The power of appreciation
A role for 'gratitude letters' or an even lighter touch approach?
10 September 2018
I recently attended a funeral in which friends of the man who had died spoke of his many acts of kindness and consideration to themselves and to others. Afterwards I spoke to his widow of the number and warmth of these tributes. She replied, 'I just wish they had said these things to him before he died!'
As psychologists, we are aware of the power of appreciation and positive feedback and of the sometimes devastating effects of criticism and rejection. I suggest that as professionals we have the awareness and perhaps even the responsibility to offer encouragement, warmth and appreciation – even if this sometimes feels embarrassing or even counter-cultural.
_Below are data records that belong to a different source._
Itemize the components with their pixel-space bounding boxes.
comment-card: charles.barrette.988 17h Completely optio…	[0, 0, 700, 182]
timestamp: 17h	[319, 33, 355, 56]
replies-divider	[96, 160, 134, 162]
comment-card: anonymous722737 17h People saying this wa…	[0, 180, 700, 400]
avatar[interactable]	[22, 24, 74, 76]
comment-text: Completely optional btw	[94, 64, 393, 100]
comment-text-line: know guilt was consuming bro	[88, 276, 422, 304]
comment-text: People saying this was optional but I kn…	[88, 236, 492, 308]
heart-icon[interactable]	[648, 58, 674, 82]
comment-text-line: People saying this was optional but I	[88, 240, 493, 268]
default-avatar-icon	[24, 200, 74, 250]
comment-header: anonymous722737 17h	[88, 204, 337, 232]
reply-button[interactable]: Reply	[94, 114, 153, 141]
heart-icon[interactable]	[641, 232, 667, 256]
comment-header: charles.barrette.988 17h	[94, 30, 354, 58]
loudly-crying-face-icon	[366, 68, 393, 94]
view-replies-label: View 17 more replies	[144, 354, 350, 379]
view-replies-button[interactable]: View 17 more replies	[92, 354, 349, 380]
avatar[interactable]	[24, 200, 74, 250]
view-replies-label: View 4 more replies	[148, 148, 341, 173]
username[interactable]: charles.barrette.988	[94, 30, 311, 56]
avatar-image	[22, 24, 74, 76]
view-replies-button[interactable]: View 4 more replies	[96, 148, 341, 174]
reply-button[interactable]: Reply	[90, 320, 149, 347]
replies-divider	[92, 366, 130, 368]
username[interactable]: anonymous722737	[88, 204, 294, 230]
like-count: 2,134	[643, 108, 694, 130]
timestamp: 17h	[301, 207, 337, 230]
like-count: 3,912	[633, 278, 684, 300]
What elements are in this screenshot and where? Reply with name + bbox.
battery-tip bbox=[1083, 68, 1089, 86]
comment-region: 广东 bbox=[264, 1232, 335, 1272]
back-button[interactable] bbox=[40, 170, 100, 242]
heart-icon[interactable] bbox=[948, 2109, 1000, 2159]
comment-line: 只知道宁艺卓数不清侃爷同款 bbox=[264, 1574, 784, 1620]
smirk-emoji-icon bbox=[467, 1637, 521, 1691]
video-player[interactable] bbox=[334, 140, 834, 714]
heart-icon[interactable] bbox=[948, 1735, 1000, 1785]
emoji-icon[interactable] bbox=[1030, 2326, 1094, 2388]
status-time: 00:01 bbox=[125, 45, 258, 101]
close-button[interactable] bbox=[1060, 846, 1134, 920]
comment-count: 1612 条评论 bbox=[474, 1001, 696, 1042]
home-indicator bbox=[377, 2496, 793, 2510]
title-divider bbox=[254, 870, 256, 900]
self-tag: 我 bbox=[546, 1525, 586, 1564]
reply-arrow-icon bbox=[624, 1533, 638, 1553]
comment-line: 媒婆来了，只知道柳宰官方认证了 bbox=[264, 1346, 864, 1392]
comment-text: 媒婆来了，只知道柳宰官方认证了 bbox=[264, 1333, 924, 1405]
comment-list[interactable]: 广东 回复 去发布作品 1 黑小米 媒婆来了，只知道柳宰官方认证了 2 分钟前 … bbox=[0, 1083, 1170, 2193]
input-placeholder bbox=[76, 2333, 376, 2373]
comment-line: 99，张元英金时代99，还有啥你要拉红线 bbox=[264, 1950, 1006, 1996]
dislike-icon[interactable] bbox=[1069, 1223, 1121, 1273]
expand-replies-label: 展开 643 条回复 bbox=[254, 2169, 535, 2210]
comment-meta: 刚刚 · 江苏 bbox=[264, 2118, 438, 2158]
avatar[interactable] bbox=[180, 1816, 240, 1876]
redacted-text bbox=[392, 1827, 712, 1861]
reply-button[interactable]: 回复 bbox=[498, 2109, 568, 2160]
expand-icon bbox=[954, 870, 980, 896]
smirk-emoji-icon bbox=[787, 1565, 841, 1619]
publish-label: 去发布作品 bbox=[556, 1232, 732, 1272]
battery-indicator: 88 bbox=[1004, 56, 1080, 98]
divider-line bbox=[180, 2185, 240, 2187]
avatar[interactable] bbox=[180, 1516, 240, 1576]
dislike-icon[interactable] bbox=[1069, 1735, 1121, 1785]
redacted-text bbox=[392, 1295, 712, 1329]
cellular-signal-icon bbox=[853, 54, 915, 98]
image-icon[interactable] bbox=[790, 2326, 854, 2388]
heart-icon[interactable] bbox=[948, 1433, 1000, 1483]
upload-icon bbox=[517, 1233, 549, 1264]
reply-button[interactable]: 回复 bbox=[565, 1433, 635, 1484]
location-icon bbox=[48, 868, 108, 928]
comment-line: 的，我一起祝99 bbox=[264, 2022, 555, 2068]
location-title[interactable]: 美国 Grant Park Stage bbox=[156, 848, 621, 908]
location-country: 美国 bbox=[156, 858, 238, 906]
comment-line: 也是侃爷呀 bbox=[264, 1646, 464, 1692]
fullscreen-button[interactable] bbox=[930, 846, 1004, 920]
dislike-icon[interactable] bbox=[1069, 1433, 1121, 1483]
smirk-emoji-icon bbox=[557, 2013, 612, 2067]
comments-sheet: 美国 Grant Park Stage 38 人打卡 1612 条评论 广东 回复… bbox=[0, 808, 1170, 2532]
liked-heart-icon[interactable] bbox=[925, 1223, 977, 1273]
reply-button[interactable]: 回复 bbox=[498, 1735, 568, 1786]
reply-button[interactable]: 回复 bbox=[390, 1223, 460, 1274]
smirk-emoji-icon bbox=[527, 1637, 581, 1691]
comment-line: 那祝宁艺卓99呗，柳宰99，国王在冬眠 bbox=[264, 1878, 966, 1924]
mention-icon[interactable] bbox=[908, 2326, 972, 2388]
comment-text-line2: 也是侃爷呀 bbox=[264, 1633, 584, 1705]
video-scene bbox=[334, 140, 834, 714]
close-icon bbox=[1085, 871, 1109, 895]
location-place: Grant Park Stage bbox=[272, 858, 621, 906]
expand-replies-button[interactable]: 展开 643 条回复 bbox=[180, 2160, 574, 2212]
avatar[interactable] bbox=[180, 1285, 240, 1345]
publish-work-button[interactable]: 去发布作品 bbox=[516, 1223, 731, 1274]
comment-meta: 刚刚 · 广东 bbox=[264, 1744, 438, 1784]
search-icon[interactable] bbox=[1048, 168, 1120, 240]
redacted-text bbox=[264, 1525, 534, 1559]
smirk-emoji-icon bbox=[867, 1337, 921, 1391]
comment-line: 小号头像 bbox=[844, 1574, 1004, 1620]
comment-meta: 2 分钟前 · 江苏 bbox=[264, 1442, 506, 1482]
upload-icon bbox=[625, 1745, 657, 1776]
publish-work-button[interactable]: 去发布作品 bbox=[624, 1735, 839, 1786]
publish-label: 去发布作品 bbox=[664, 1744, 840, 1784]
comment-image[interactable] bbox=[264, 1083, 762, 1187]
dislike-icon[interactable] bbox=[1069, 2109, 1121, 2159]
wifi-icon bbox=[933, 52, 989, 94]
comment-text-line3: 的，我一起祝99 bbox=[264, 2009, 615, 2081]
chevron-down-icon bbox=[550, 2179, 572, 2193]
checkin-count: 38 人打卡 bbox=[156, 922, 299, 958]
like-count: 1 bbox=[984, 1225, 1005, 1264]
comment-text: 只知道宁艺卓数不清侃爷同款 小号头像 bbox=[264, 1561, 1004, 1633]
There is now empirical evidence which demonstrates the value of expressing gratitude. Participants in three studies by Kumar and Epley (2018) wrote letters which expressed appreciation and gratitude and estimated how the recipients would react. Upon following up the recipients, the researchers found that the authors of the letters had consistently underestimated how pleased the recipients would be to receive the letters and how warm and competent they perceived the authors of the letters to be. There were no differences attributable to age or gender. For further details of the study see Christian Jarrett's Research Digest post.
Showing appreciation can be very simple; while formal 'gratitude letters' such as in the study mentioned above are now being discussed among psychologists, I am suggesting that an even lighter touch can enhance wellbeing: a few words, a text, a phone call, even a smile, may make the difference between disappointment and despondency and a sense of wellbeing and hopefulness.